Durante o evento, o jurista Luís Flávio Gomes, em vídeo, justificou a ausência por motivo de saúde e fez uma breve retrospectiva sobre a operação Lava-jato, que tem hoje 118 réus condenados. Ele registrou que a dimensão da operação se dá por conta do empoderamento das instituições ao utilizarem as forças dadas pela Lei, fortalecendo a democracia. “São princípios, eixos que norteiam todo o bom funcionamento de uma estrutura pública. Não há ninguém no estado democrático de direito que possa fazer o que bem entende, existem poderes limitados, todas as instituições têm seus limites. Esse é um ponto fora da curva que está perturbando o poder corrupto e questionando o sistema”, afirmou. O ex-procurador geral de Justiça Wellington Lima e Silva apontou o momento singular e desafiador que o país atravessa. “Se a Constituição federal consigna ao MP a tarefa da persecução, entre outras, e ao Judiciário a tarefa de julgar, não é possível que, por via oblíqua, nós tenhamos o risco de criminalizar a própria atividade naquilo que ela tem de mais característico, sob pena de amputarmos a liberdade que os integrantes dessas instituições precisam ter no desempenho de suas tarefas”. Para a presidente da Associação do Ministério Público do Estado da Bahia (AMPEB), Janina Schuenck Brantes Sacramento, “hoje é um dia para pensarmos sobre a formação de nossa instituição, do perfil institucional, e tudo que vem sendo feito para que ele seja desfigurado. Infelizmente, interesses nada republicanos, através de ações pouco democráticas, veem tentando desfigurar, tolher, asfixiar a nossa instituição e as reações surgem em virtudes de nossos acertos”.

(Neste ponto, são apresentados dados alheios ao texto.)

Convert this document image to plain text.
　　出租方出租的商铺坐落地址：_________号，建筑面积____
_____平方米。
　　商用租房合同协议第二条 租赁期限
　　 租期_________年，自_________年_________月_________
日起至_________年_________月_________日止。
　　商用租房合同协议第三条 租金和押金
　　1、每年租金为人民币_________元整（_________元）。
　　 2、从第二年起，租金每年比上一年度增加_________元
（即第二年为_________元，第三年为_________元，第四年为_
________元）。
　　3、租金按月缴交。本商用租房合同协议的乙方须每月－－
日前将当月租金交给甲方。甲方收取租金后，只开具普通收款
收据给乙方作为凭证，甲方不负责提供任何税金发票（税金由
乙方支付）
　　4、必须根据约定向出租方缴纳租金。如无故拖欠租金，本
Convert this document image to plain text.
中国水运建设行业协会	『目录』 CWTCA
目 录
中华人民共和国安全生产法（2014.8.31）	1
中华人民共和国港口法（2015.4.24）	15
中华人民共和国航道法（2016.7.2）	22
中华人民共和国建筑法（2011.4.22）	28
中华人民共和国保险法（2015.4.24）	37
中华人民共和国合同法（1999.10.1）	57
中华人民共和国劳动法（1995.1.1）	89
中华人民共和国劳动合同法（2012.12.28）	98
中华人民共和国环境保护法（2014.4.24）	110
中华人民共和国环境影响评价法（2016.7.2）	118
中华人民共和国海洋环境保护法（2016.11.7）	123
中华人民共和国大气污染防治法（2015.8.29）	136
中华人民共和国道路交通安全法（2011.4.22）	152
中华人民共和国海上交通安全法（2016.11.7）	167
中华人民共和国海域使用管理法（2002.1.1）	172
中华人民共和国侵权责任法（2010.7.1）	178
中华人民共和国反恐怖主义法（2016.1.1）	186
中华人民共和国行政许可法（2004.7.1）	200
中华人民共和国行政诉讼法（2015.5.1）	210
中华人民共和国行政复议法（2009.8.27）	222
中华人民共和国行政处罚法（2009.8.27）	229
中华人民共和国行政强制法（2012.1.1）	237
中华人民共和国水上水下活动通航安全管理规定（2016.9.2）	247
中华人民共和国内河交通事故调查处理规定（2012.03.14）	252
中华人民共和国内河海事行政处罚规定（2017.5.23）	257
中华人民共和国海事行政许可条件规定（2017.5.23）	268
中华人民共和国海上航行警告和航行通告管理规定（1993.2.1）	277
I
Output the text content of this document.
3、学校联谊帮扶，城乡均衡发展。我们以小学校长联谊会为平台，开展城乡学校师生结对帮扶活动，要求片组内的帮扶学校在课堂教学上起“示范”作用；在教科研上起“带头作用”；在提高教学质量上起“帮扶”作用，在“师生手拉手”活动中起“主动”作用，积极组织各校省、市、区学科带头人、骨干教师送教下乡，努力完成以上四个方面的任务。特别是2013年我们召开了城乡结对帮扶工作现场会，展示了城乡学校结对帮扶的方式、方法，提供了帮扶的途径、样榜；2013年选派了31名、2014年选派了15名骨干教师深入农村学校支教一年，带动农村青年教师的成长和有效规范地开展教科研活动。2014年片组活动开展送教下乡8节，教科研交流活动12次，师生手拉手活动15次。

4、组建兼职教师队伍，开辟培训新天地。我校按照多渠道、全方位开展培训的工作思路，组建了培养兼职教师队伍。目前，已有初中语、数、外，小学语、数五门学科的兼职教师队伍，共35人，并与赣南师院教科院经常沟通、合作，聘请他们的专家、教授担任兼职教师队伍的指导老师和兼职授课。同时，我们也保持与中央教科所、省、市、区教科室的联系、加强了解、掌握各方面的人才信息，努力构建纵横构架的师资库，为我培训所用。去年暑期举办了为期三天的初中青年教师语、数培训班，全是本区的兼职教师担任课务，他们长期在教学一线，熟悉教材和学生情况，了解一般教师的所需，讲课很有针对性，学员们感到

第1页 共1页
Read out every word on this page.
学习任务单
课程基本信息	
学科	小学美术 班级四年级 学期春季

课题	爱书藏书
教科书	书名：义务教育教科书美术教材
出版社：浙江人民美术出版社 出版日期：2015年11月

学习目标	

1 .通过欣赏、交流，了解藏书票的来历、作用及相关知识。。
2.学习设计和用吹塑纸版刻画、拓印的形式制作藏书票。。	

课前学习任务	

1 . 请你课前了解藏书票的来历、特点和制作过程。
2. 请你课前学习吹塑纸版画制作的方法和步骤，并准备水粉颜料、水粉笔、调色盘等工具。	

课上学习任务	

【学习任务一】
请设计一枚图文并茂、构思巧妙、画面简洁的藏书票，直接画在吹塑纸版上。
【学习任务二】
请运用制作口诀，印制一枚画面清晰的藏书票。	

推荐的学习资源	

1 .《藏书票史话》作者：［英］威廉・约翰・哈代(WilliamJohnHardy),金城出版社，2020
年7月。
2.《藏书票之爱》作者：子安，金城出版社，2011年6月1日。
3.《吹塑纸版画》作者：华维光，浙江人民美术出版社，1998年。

A mesa de abertura do evento, foi composta pela PGJ Ediene Lousado; ministro Carlos Ayres Britto; desembargadora Regina Helena Ramos Reis, representando a presidente do Tribunal de Justiça do Estado da Bahia; corregedor-geral do MP, Marco Antônio Chaves; procurador-chefe do MP do Trabalho da 5ª região, Alberto Bastos Balazeiro; procurador de justiça Militar, Samuel Pereira, representando o procurador-geral de Justiça Militar; procuradora-geral adjunta do Estado, Luciane Croda, representando o Governo; subdefensor público-geral, Rafson Saraiva Ximenes, representando o defensor público-geral; presidente da Ampeb, Janina Schuenck e o coordenador do Centro de Estudos e Aperfeiçoamento Funcional do MP, promotor de Justiça Adalvo Nunes Dourado Júnior.